Gideon Rose was recently named the editor of Foreign Affairs, where he served as managing editor of the magazine from 2000 to 2010. Prior to this, he was the Olin senior fellow and deputy director of national security studies at the Council on Foreign Relations.
After studying classics at Yale, Rose received a Ph.D. in government from Harvard and has taught American foreign policy at Princeton and Columbia. He is the author of "How Wars End: Why We Always Fight the Last Battle." His previous publications, edited with James F. Hoge, Jr., include "Understanding the War on Terror," "America and the World: Debating the New Shape of International Politics," and "How Did This Happen? Terrorism and the New War." He lives in Brooklyn, New York.
Question: What do you mean by the phrase “post-American world”?

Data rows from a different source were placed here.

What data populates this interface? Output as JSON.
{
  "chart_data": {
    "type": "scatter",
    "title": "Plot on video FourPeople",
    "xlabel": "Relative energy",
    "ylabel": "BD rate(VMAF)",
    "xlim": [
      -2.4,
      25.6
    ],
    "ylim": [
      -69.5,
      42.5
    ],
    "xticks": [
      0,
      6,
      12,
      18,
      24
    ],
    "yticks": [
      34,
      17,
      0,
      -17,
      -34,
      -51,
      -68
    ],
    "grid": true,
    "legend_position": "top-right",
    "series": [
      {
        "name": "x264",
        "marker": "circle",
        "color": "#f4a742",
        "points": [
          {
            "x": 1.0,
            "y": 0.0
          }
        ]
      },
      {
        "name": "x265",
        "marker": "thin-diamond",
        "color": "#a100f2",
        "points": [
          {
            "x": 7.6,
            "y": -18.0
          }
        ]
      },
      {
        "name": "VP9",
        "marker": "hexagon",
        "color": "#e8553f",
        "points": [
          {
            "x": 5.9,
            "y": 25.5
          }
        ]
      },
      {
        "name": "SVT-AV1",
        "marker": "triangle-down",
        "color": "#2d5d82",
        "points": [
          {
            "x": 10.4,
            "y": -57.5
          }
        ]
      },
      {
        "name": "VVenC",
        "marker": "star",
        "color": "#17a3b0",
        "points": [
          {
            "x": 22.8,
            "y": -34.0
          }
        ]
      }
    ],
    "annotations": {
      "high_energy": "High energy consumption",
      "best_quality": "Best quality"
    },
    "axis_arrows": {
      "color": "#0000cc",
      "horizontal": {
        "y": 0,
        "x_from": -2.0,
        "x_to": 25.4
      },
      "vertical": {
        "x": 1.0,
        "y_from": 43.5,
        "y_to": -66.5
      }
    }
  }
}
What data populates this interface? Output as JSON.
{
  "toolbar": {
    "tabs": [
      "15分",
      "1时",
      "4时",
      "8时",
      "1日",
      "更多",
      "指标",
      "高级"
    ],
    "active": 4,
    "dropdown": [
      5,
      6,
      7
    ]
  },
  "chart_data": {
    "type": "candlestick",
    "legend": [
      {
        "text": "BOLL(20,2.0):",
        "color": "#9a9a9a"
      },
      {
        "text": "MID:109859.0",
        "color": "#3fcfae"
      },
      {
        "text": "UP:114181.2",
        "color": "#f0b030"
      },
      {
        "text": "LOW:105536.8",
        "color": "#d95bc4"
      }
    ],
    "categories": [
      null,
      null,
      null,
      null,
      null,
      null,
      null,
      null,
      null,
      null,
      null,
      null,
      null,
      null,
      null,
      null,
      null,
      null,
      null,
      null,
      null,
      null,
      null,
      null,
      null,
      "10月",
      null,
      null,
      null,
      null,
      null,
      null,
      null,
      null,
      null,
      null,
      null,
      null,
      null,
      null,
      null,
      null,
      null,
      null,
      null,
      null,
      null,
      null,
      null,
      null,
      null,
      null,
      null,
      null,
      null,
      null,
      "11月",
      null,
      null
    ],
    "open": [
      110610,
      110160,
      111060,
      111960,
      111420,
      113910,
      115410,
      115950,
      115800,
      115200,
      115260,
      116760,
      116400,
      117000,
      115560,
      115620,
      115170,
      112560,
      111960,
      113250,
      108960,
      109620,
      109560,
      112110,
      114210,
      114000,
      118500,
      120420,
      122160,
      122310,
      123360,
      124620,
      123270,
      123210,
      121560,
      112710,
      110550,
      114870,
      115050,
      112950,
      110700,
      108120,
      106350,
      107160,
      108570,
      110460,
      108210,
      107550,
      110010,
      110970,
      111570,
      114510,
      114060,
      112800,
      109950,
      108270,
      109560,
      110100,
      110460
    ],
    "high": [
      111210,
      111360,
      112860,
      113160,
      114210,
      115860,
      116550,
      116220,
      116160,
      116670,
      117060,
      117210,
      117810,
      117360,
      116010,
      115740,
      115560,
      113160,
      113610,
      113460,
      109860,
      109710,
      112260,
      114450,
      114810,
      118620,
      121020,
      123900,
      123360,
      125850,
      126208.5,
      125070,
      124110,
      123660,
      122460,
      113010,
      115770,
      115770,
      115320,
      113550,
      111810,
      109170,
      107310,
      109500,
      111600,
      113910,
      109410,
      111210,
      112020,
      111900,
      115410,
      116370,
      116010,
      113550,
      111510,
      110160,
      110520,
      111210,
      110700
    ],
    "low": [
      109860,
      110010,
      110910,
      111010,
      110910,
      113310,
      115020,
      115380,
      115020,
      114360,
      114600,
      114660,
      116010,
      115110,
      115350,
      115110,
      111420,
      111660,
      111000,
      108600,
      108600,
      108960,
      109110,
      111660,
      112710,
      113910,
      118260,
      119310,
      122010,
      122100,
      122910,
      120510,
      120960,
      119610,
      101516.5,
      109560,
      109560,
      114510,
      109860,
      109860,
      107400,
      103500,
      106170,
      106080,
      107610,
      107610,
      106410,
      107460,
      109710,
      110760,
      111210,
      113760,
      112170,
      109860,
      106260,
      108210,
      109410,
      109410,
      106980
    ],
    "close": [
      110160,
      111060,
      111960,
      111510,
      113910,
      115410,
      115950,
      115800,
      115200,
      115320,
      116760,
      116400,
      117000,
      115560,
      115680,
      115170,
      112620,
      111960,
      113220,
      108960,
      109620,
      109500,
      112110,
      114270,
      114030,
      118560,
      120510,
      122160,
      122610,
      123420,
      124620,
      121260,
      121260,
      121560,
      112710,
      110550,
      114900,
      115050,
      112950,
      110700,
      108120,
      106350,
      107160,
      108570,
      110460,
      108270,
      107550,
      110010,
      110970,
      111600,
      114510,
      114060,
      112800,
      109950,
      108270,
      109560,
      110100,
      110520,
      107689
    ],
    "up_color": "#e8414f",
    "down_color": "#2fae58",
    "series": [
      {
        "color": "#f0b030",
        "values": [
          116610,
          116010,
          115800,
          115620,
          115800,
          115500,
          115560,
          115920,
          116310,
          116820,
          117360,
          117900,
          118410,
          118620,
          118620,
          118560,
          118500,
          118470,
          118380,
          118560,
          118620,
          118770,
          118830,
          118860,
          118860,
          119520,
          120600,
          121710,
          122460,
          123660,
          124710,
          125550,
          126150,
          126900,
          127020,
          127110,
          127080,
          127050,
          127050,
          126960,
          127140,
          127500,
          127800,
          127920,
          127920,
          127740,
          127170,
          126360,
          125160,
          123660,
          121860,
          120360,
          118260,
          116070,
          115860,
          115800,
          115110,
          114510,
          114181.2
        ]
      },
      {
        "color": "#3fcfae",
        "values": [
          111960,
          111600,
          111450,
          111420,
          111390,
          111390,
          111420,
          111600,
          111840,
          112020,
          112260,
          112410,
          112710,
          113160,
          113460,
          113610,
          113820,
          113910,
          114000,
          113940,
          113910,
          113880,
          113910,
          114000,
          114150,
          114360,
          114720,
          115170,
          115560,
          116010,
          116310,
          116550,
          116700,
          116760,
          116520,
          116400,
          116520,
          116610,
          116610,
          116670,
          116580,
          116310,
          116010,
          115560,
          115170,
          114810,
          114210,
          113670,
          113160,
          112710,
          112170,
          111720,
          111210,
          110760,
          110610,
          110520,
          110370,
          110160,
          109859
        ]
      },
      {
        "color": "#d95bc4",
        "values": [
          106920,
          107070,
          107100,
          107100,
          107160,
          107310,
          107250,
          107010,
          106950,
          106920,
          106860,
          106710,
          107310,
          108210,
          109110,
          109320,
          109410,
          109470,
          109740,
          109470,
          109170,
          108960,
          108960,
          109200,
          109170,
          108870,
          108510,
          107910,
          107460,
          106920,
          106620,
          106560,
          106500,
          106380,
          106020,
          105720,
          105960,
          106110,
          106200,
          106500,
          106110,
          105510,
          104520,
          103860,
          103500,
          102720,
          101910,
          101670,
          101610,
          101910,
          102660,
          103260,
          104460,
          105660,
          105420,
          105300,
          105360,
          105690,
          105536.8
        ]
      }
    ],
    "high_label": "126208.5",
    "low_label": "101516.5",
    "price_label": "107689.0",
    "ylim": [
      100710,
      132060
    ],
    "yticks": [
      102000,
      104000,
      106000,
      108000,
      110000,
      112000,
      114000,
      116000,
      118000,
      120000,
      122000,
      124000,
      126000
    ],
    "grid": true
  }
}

Gideon Rose: The post-American world is a world in which the United States can’t assume that it will get whatever it wants. It can’t assume that others will follow its lead. And I think that, as you’ve seen in the wake of the financial crisis, and in the wake of the American elections, the Obama Administration basically can’t make its own policies without anybody dissenting, either at home or abroad. The Fed can’t make its own choices about monetary policy without having other central banks and other political actors outside the United States chime in. And these things are somewhat new and it will be hard for the United States and Washington to get used to a world in which it has to lead by persuasion and example and competence rather than mere assertion of dominance.
Question: Won’t this be a hard pill to swallow for many Americans?
Gideon Rose: You’re right that the Republican Party and many Americans, frankly, will be opposed to this very concept. But the thing about reality is, it’s there whether you like it or now and the post-American world is not a question of American exceptionalism, it’s not a question of how good we are or moral we are; it’s not a question of whether we deserve to be prominent or not prominent, it’s a question of the basic fact that the power is now somewhat more widely distributed, particularly economic power, than it used to be and that we no longer basically can get whatever we want. And so the American public is going to have to adjust to this and grow up, essentially.